Europe on brink of currency crisis meltdown

From the Telegraph (UK)

“This is the biggest currency crisis the world has ever seen,” said Neil Mellor, a strategist at Bank of New York Mellon.

The latest data from the Bank for International Settlements shows that Western European banks hold almost all the exposure to the emerging market bubble, now busting with spectacular effect.

As the economies of emerging nations in Europe and Asia crater, money is galloping back to the dollar (and yen.) This is further destabilizing those countries – and any financial institutions with big investments in them, either directly or via the now-dreaded credit default swaps. It’s European, not US, banks that have huge exposure in emerging markets. How insane did it get?

A few dare-devil homeowners in Hungary and Latvia took out mortgages in Japanese yen. They have just suffered a 40pc rise in their debt since July.
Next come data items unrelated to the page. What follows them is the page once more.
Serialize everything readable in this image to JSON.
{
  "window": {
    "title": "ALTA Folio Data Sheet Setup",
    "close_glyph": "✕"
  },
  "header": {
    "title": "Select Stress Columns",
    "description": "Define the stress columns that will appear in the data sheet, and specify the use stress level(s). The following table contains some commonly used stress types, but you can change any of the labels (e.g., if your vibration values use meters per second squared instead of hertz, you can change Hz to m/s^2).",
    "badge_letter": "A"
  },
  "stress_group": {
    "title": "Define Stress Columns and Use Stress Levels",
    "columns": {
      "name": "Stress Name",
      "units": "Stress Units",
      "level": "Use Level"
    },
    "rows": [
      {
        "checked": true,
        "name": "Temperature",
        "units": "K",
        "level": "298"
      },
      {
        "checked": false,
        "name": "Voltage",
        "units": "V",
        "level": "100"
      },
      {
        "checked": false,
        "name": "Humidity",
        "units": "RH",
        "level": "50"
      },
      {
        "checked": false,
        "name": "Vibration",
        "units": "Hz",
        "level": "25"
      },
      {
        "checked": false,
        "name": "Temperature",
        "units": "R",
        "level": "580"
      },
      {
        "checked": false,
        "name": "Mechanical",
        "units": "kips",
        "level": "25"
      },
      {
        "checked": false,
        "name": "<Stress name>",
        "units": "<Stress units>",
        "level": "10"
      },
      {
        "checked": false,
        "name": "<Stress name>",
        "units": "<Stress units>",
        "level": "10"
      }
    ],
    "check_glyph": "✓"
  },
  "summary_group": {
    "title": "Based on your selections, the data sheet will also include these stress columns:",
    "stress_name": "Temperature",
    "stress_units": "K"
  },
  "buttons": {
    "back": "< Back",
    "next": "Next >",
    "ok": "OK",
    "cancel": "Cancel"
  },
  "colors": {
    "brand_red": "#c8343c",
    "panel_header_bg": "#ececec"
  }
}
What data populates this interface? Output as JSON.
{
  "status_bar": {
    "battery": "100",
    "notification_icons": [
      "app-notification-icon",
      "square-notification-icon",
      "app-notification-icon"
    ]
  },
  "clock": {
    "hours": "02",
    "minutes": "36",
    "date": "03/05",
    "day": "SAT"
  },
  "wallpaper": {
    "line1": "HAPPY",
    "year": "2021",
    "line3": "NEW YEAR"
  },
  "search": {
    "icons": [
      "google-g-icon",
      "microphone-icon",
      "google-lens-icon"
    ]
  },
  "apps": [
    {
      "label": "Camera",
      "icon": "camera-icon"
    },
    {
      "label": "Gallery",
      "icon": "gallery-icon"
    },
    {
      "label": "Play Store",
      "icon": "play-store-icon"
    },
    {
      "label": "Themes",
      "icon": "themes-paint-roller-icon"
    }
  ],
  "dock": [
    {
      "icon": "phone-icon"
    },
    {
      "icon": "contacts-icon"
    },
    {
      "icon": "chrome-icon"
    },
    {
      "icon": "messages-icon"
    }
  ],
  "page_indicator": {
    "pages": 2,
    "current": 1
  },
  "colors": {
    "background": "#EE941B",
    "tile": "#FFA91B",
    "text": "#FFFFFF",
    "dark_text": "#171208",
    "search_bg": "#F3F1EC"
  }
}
Nobody warned them what happens when the Japanese carry trade goes into brutal reverse, as it does when the cycle turns.

The carry trade is the borrowing on money in one currency at a low interest rate and investing it at a higher rate in something denominated in another currency. This can be disastrous, as is happening now, when currencies collapse relative to the yen and dollar.

Yet again, central banks will be forced to intervene, this time in an attempt to prop up sick currencies. Hungary and Russia are among those most at risk.

But anyone can be affected.

The threat to Britain lies in emerging Asia, where banks have lent $329bn, almost as much as the Americans and Japanese combined. Whether you realise it or not, your pension fund is sunk in Vietnamese bonds and loans to Indian steel magnates. Didn’t they tell you?